Tujuan itu begitu jauh, mungkin terlampau jauh. Bahkan membayangkan berdiri
disana adalah keheningan panjang buat gue. Ia pun selaku bintang utara. Maksud
gue, utara adalah mata angin yang selalu berada di atas. Dia menjadi muara bagi
mereka yang tersesat. Utara adalah arah yang mutlak dan selalu diandalkan
banyak orang. Ia berguna melebihi apapun tanpa sadar.
Sampai
akhirnya kita terbelah menjadi dua kutub, utara dan selatan. Terpisah oleh
garis ribuan kilometer jauhnya. Dan itu bukan tanpa sebab. Tapi dalam kondisi
itupun, gue akan selalu menempatkan X di kutub utara, bersama dengan Polaris
yang tidak pernah redup, yang tidak lain adalah bagian lain dari dirinya buat
gue
Saat
gue berusaha melupakan kenyataan bahwa kita berada di kutub yang berbeda.
Selatan & utara. Buat gue yang terbiasa menjalani malam dengan kehadiran
Polaris, keadaan itu bener-bener mimpi buruk dalam dunia nyata. Dia tak ada
disini, bintang itu berada di belahan dunia lain. Saat itu gue baru ngerti.
Melupakan belum pernah sesulit ini sebelumya.
Pertahanan
gue roboh, ombak ini begitu kuat. Walaupun konyol, tapi gue udah memutuskan
buat melangkah kembali ke utara. Ngga peduli seberapa jauhnya jarak tempuh yang
gue lewatin. Bahkan, jika seumur hidup jadi jarak tempuh diantara kita. Gue
akan dengan senang hati.
Lalu
lamunan gue berhenti saat mengingat bahwa ia tetaplah bintang. Polaris mungkin
sangat benderang, begitu istimewa, satu dari jutaan. Tapi dia tetap tinggi.

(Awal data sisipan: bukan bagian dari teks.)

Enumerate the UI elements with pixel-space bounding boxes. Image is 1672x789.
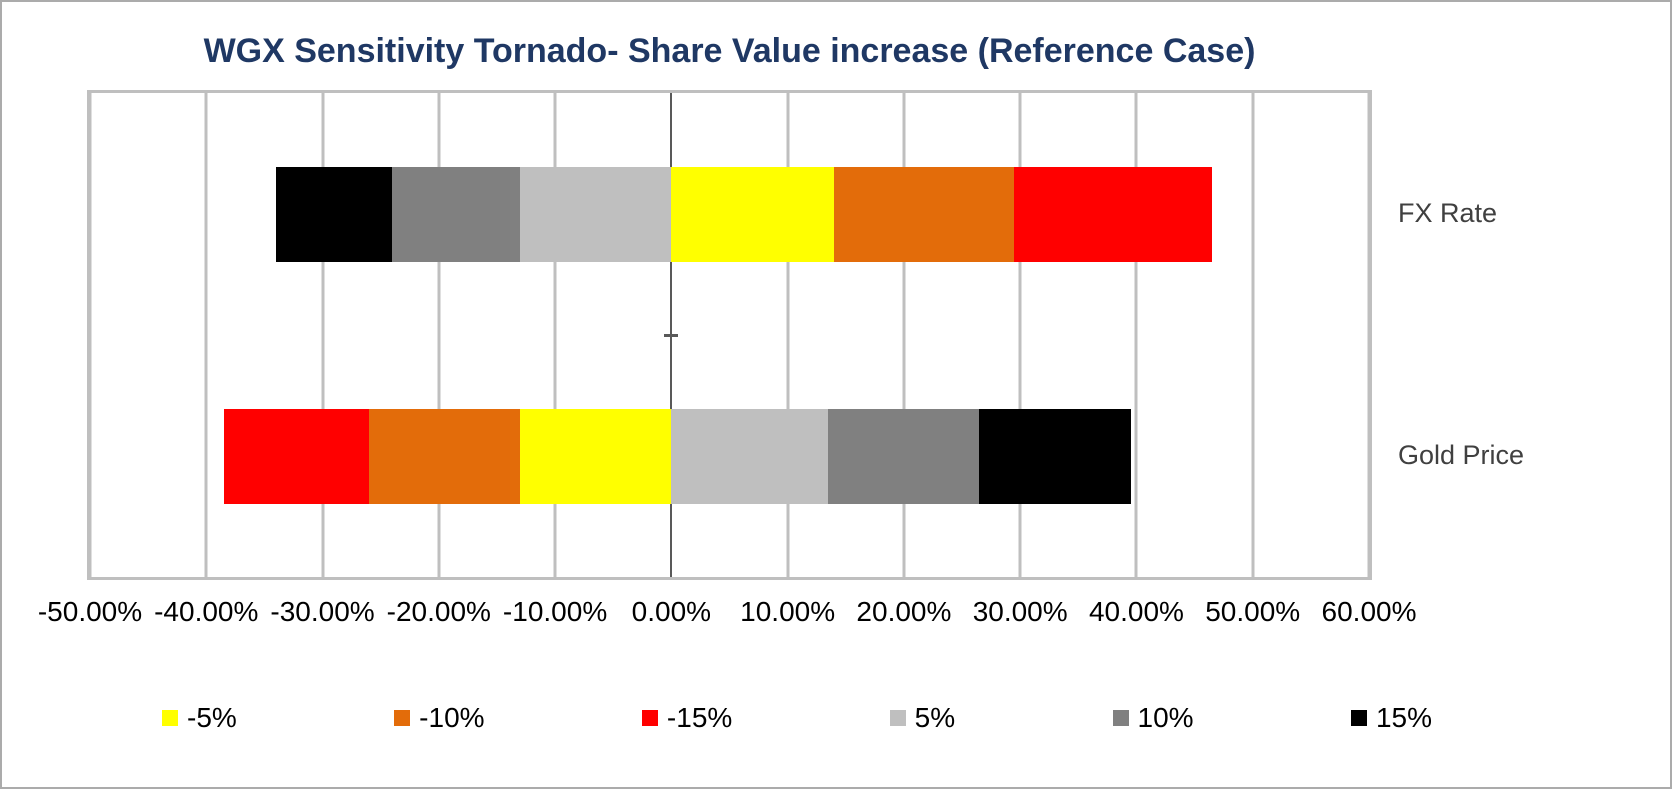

Menggantung di atas sana. Jangankan untuk memetik, menyentuhnya pun gue
sungkan. Tangan gue terlalu rendah untuk menggapainya. Kaki ini kecil jika
berhadapan dengan ketinggian. Dan langit yang mencibir adalah satu dari sekian
banyak.
Well,
walaupun gitu. Sulit bukan berarti mustahil iyakan? Nanti saat gue cukup
tangguh buat ngebikin pesawat apollo dengan kecepatan super melebihi cahaya.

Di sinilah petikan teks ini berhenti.